Before the government takes an action, the smoke in Ulaanbaatar is at times so thick that people and buildings are visible only in outline. Its smell is acrid and inescapable. The sooty air stings throats and wafts into the gleaming modern office buildings in the center of town and into the blocky, Soviet-style apartment towers that sprawl toward the mountains on the city’s edges. On bad days, handheld pollution monitors max out, as readings soar dozens of times beyond recommended limits. Levels of the tiniest and most dangerous airborne particles, known as PM-2.5, once hit 133 times the World Health Organization’s suggested maximum.
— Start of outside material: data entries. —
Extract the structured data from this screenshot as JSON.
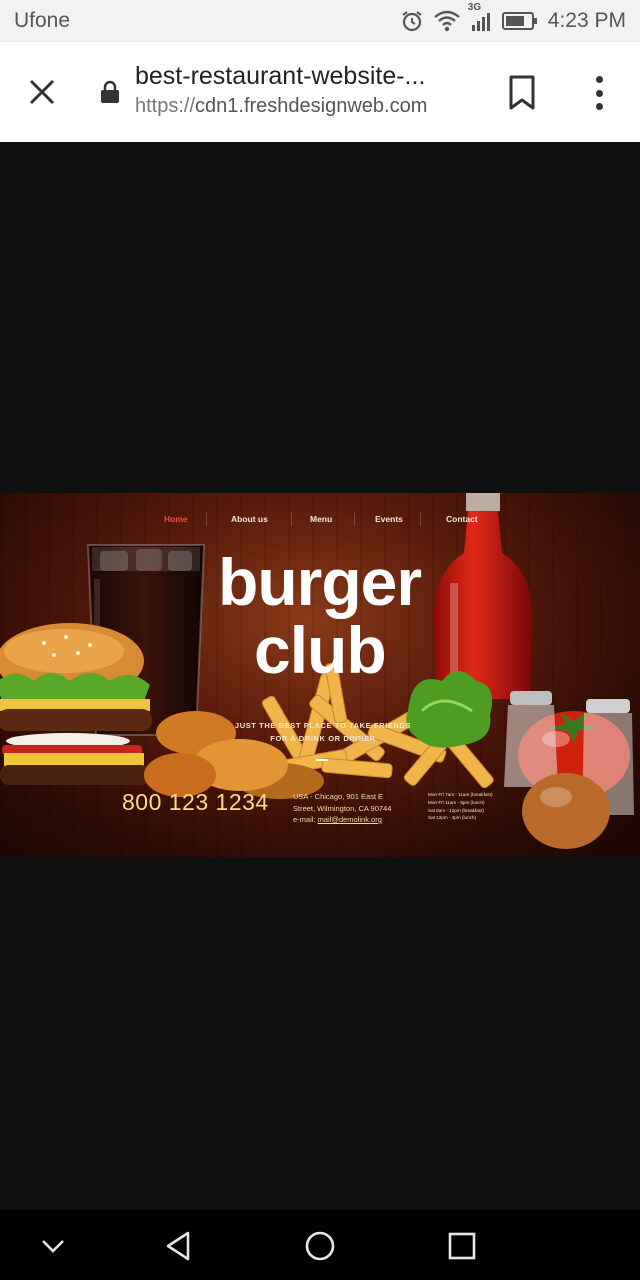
{
  "status_bar": {
    "carrier": "Ufone",
    "network": "3G",
    "time": "4:23 PM",
    "icons": [
      "alarm-icon",
      "wifi-icon",
      "signal-icon",
      "battery-icon"
    ]
  },
  "browser": {
    "page_title": "best-restaurant-website-...",
    "url_protocol": "https://",
    "url_host": "cdn1.freshdesignweb.com",
    "icons": [
      "close-icon",
      "lock-icon",
      "bookmark-icon",
      "more-vert-icon"
    ]
  },
  "hero": {
    "nav": [
      "Home",
      "About us",
      "Menu",
      "Events",
      "Contact"
    ],
    "active_nav": "Home",
    "brand_line1": "burger",
    "brand_line2": "club",
    "tagline_line1": "JUST THE BEST PLACE TO TAKE FRIENDS",
    "tagline_line2": "FOR A DRINK OR DINNER",
    "phone": "800 123 1234",
    "address_line1": "USA - Chicago, 901 East E",
    "address_line2": "Street, Wilmington, CA 90744",
    "email_label": "e-mail: ",
    "email": "mail@demolink.org",
    "hours": [
      "Mon-Fri 7am - 11am (breakfast)",
      "Mon-Fri 11am - 8pm (lunch)",
      "Sat 8am - 12pm (breakfast)",
      "Sat 12pm - 4pm (lunch)"
    ],
    "colors": {
      "active_nav": "#e8533a",
      "phone": "#ffd98a",
      "background": "#5a1d0b"
    }
  },
  "system_nav": {
    "icons": [
      "chevron-down-icon",
      "back-icon",
      "home-icon",
      "recents-icon"
    ]
  }
}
The Government of Mongolia took a series of actions to reduce air pollution; one was the ban on the consumption of raw coal beginning on 15 May 2019. Thus, improvement in particulate matter (PM) air quality was shortly studied by assessing the hourly data for the last six years, from January 2014 to February 2020. The analysis exhibited a major improvement in PM concentrations during the 2019–2020 winter in Ulaanbaatar. The average PM concentrations clearly exhibited a decreasing trend in November 2019–February 2020 compared to the previous five years. The maximum PM2.5 and PM10 concentrations were reduced to 46% and 55%, respectively, compared to the mean maximum values of the previous five years. The most prominent occurrence frequency of PM concentrations shifted to a lower concentration range. Although a PM pollution reduction was seen during the 2019–2020 winter, further air quality improvement can be obtained by taking a set of multiple actions with accurate planning management.